Le président de l’Assemblée nationale, Louis Gbèhounou Vlavonou, a organisé les 4 et 5 février 2026, au Palais des Gouverneurs à Porto-Novo, une série de cérémonies d’hommage consacrées aux anciens présidents de l’institution parlementaire. Une initiative présentée comme une première dans l’histoire du Parlement béninois et qui traduit la volonté de l’actuel président de reconnaître, de leur vivant, l’apport de ceux qui l’ont précédé.
Après Me Adrien Houngbédji, honoré le mercredi 4 février, la cérémonie du jeudi 5 février 2026 a mis à l’honneur Antoine Kolawolé Idji, Bruno Amoussou et Mathurin Coffi Nago. L’événement a rassemblé de nombreuses personnalités institutionnelles, parmi lesquelles la vice-présidente de la République Mariam Chabi Talata, le président de la Cour suprême Victor Dassi Adossou, le président de la Cena Sacca Lafia, l’ancien président de la Cour constitutionnelle Joseph Djogbénou, ainsi que des députés de toutes législatures confondues. Parents, proches et anciens collaborateurs des anciens présidents étaient également présents.

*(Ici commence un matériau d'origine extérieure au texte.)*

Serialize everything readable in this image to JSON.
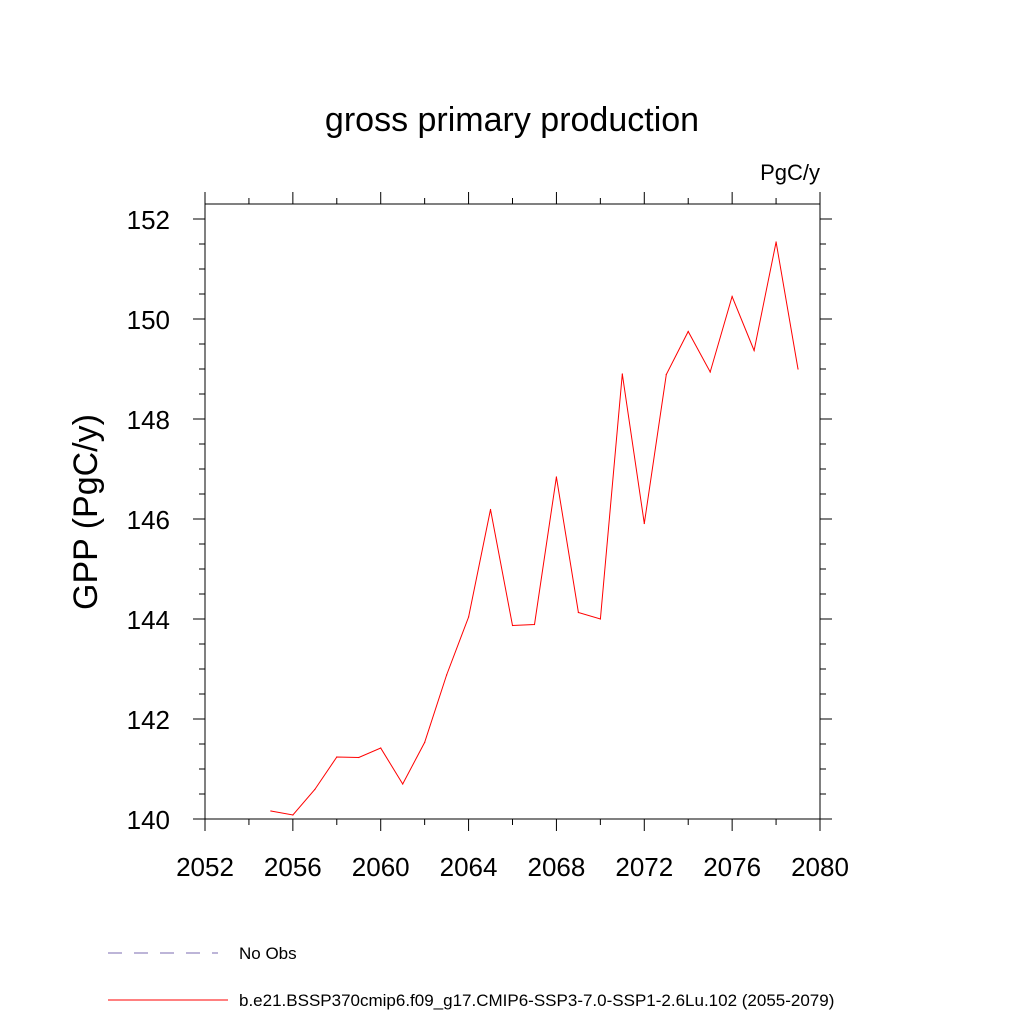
{
  "chart_data": {
    "type": "line",
    "title": "gross primary production",
    "units": "PgC/y",
    "xlabel": "",
    "ylabel": "GPP  (PgC/y)",
    "xlim": [
      2052,
      2080
    ],
    "ylim": [
      140,
      152.3
    ],
    "xticks": [
      2052,
      2056,
      2060,
      2064,
      2068,
      2072,
      2076,
      2080
    ],
    "xtick_labels": [
      "2052",
      "2056",
      "2060",
      "2064",
      "2068",
      "2072",
      "2076",
      "2080"
    ],
    "yticks": [
      140,
      142,
      144,
      146,
      148,
      150,
      152
    ],
    "ytick_labels": [
      "140",
      "142",
      "144",
      "146",
      "148",
      "150",
      "152"
    ],
    "grid": false,
    "legend_placement": "bottom",
    "legend": [
      {
        "label": "No Obs",
        "color": "#7b6bb0",
        "style": "dashed"
      },
      {
        "label": "b.e21.BSSP370cmip6.f09_g17.CMIP6-SSP3-7.0-SSP1-2.6Lu.102 (2055-2079)",
        "color": "#ff0000",
        "style": "solid"
      }
    ],
    "series": [
      {
        "name": "b.e21.BSSP370cmip6.f09_g17.CMIP6-SSP3-7.0-SSP1-2.6Lu.102 (2055-2079)",
        "color": "#ff0000",
        "x": [
          2055,
          2056,
          2057,
          2058,
          2059,
          2060,
          2061,
          2062,
          2063,
          2064,
          2065,
          2066,
          2067,
          2068,
          2069,
          2070,
          2071,
          2072,
          2073,
          2074,
          2075,
          2076,
          2077,
          2078,
          2079
        ],
        "y": [
          140.16,
          140.08,
          140.59,
          141.24,
          141.23,
          141.42,
          140.7,
          141.53,
          142.88,
          144.04,
          146.19,
          143.87,
          143.89,
          146.84,
          144.13,
          144.0,
          148.9,
          145.91,
          148.89,
          149.75,
          148.94,
          150.45,
          149.37,
          151.54,
          149.0
        ]
      }
    ]
  }
}
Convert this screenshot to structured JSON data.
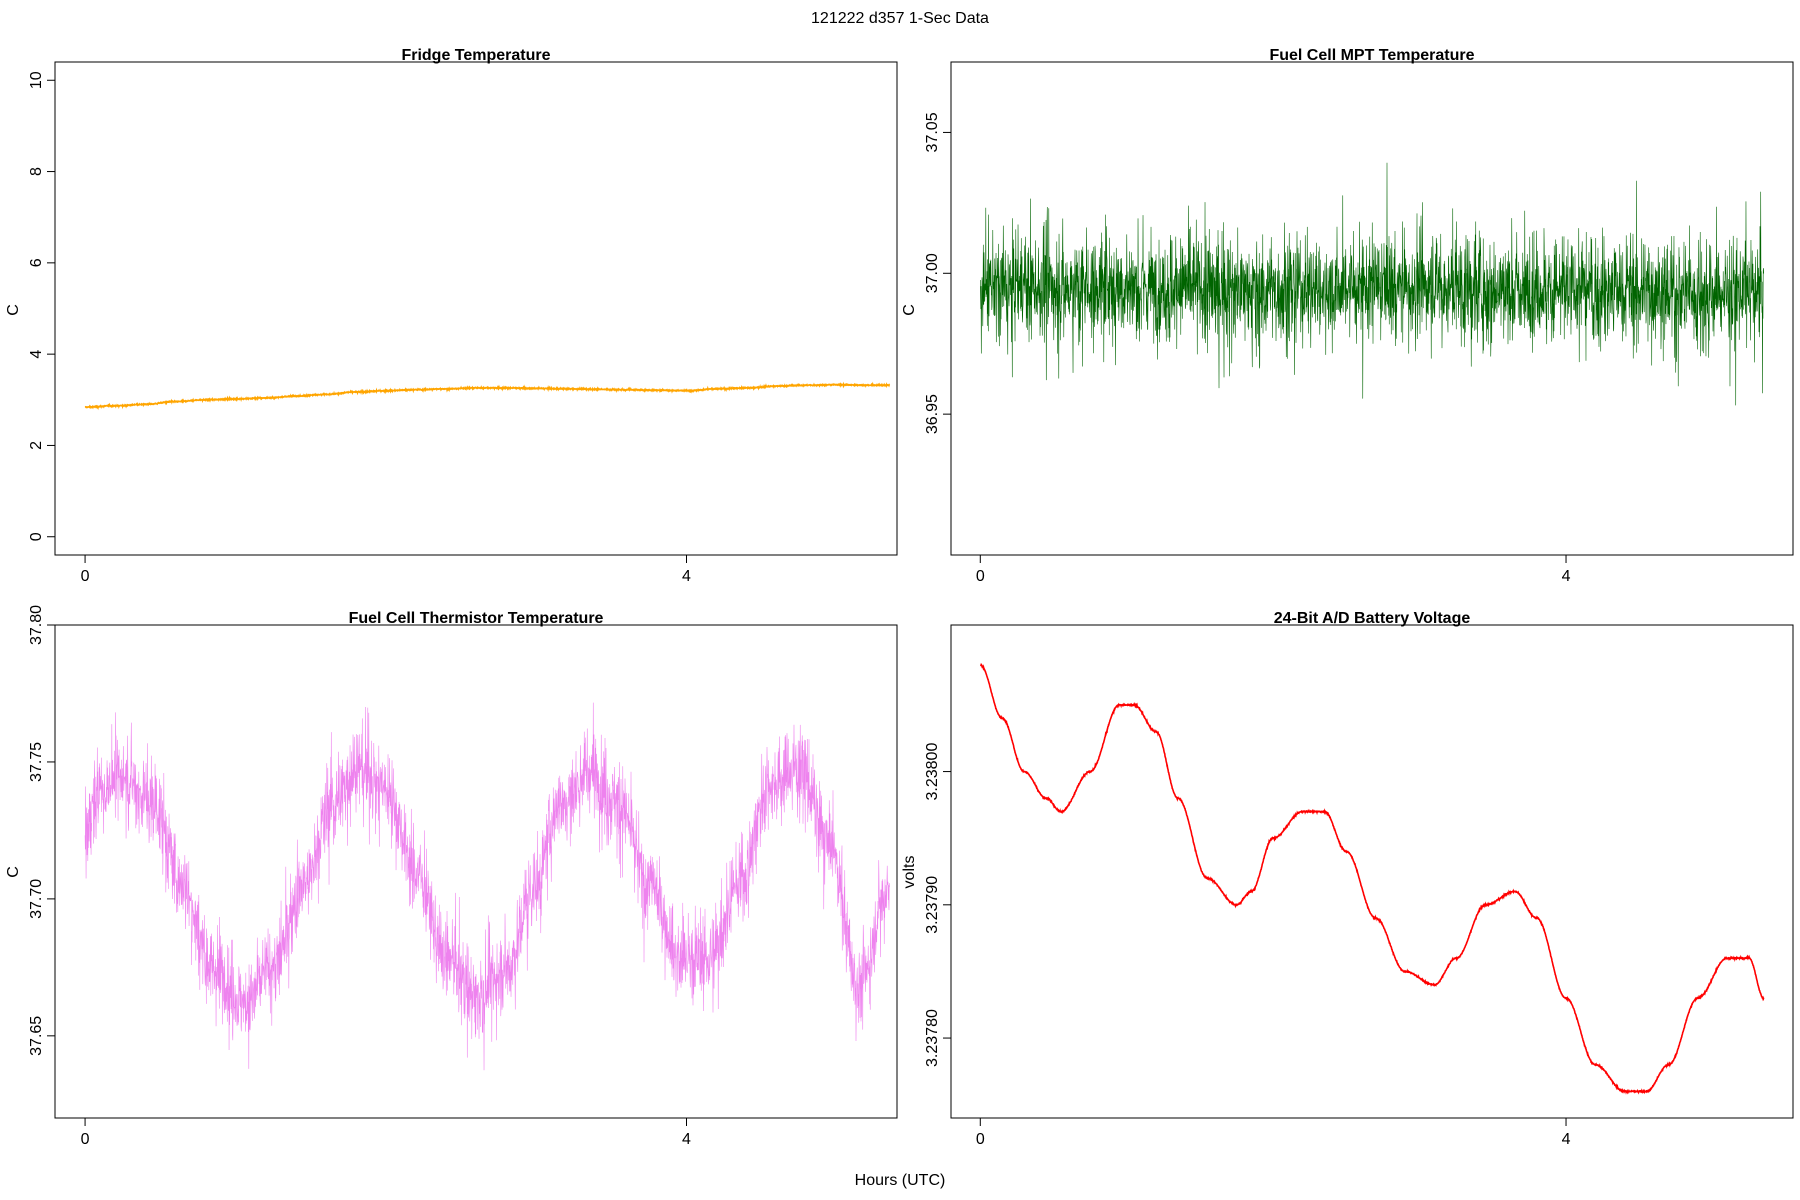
{
  "figure": {
    "suptitle": "121222   d357   1-Sec Data",
    "xlabel": "Hours (UTC)"
  },
  "chart_data": [
    {
      "type": "line",
      "title": "Fridge Temperature",
      "xlabel": "",
      "ylabel": "C",
      "xlim": [
        -0.2,
        5.4
      ],
      "ylim": [
        -0.4,
        10.4
      ],
      "xticks": [
        0,
        4
      ],
      "yticks": [
        0,
        2,
        4,
        6,
        8,
        10
      ],
      "ytick_decimals": 0,
      "color": "#ffa500",
      "noise": 0.01,
      "band": 0.04,
      "series": [
        {
          "x": [
            0,
            0.2,
            0.4,
            0.6,
            0.8,
            1.0,
            1.2,
            1.4,
            1.6,
            1.8,
            2.0,
            2.2,
            2.4,
            2.6,
            2.8,
            3.0,
            3.2,
            3.4,
            3.6,
            3.8,
            4.0,
            4.2,
            4.4,
            4.6,
            4.8,
            5.0,
            5.2,
            5.35
          ],
          "y": [
            2.84,
            2.87,
            2.9,
            2.96,
            3.0,
            3.02,
            3.04,
            3.08,
            3.12,
            3.17,
            3.2,
            3.22,
            3.24,
            3.26,
            3.26,
            3.25,
            3.24,
            3.23,
            3.22,
            3.21,
            3.2,
            3.24,
            3.26,
            3.3,
            3.32,
            3.33,
            3.32,
            3.32
          ]
        }
      ]
    },
    {
      "type": "line",
      "title": "Fuel Cell MPT Temperature",
      "xlabel": "",
      "ylabel": "C",
      "xlim": [
        -0.2,
        5.55
      ],
      "ylim": [
        36.9,
        37.075
      ],
      "xticks": [
        0,
        4
      ],
      "yticks": [
        36.95,
        37.0,
        37.05
      ],
      "ytick_decimals": 2,
      "color": "#006400",
      "noise": 0.016,
      "band": 0.028,
      "series": [
        {
          "x": [
            0,
            1,
            2,
            3,
            4,
            5,
            5.35
          ],
          "y": [
            36.995,
            36.995,
            36.994,
            36.995,
            36.994,
            36.993,
            36.994
          ]
        }
      ]
    },
    {
      "type": "line",
      "title": "Fuel Cell Thermistor Temperature",
      "xlabel": "",
      "ylabel": "C",
      "xlim": [
        -0.2,
        5.4
      ],
      "ylim": [
        37.62,
        37.8
      ],
      "xticks": [
        0,
        4
      ],
      "yticks": [
        37.65,
        37.7,
        37.75,
        37.8
      ],
      "ytick_decimals": 2,
      "color": "#ee82ee",
      "noise": 0.013,
      "band": 0.022,
      "series": [
        {
          "x": [
            0,
            0.1,
            0.25,
            0.45,
            0.65,
            0.85,
            1.05,
            1.25,
            1.45,
            1.65,
            1.8,
            2.0,
            2.2,
            2.4,
            2.6,
            2.8,
            3.0,
            3.15,
            3.35,
            3.55,
            3.75,
            3.95,
            4.15,
            4.35,
            4.55,
            4.75,
            4.95,
            5.15,
            5.35
          ],
          "y": [
            37.725,
            37.74,
            37.745,
            37.735,
            37.705,
            37.675,
            37.662,
            37.675,
            37.705,
            37.735,
            37.748,
            37.74,
            37.71,
            37.678,
            37.665,
            37.675,
            37.705,
            37.735,
            37.745,
            37.735,
            37.705,
            37.68,
            37.678,
            37.705,
            37.742,
            37.748,
            37.72,
            37.668,
            37.705
          ]
        }
      ]
    },
    {
      "type": "line",
      "title": "24-Bit A/D Battery Voltage",
      "xlabel": "",
      "ylabel": "volts",
      "xlim": [
        -0.2,
        5.55
      ],
      "ylim": [
        3.23774,
        3.23811
      ],
      "xticks": [
        0,
        4
      ],
      "yticks": [
        3.2378,
        3.2379,
        3.238
      ],
      "ytick_decimals": 5,
      "color": "#ff0000",
      "noise": 4e-07,
      "band": 8e-07,
      "series": [
        {
          "x": [
            0,
            0.15,
            0.3,
            0.45,
            0.55,
            0.75,
            0.95,
            1.05,
            1.2,
            1.35,
            1.55,
            1.75,
            1.85,
            2.0,
            2.2,
            2.35,
            2.5,
            2.7,
            2.9,
            3.1,
            3.25,
            3.45,
            3.65,
            3.8,
            4.0,
            4.2,
            4.4,
            4.55,
            4.7,
            4.9,
            5.1,
            5.25,
            5.35
          ],
          "y": [
            3.23808,
            3.23804,
            3.238,
            3.23798,
            3.23797,
            3.238,
            3.23805,
            3.23805,
            3.23803,
            3.23798,
            3.23792,
            3.2379,
            3.23791,
            3.23795,
            3.23797,
            3.23797,
            3.23794,
            3.23789,
            3.23785,
            3.23784,
            3.23786,
            3.2379,
            3.23791,
            3.23789,
            3.23783,
            3.23778,
            3.23776,
            3.23776,
            3.23778,
            3.23783,
            3.23786,
            3.23786,
            3.23783
          ]
        }
      ]
    }
  ]
}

Au cœur de cette cérémonie, la présentation d’ouvrages scientifiques consacrés aux parcours parlementaires et politiques des trois anciens présidents. Les synthèses ont été exposées par les professeurs Gildas Enagnon, Mohamed Aboudou et Joël Adéloui. Conçus sous forme de mélanges, ces travaux rassemblent témoignages, analyses et contributions de chercheurs, offrant des lectures structurées et documentées de l’histoire parlementaire béninoise.
Dans son allocution, Louis Gbèhounou Vlavonou a souligné que ces ouvrages ne proposent pas des récits figés, mais des analyses exigeantes de trajectoires, de méthodes et de moments clés de la vie institutionnelle. Il a rappelé que l’hommage rendu à ses prédécesseurs relevait d’une promesse et d’un engagement solennel, inscrits dans une logique de continuité institutionnelle.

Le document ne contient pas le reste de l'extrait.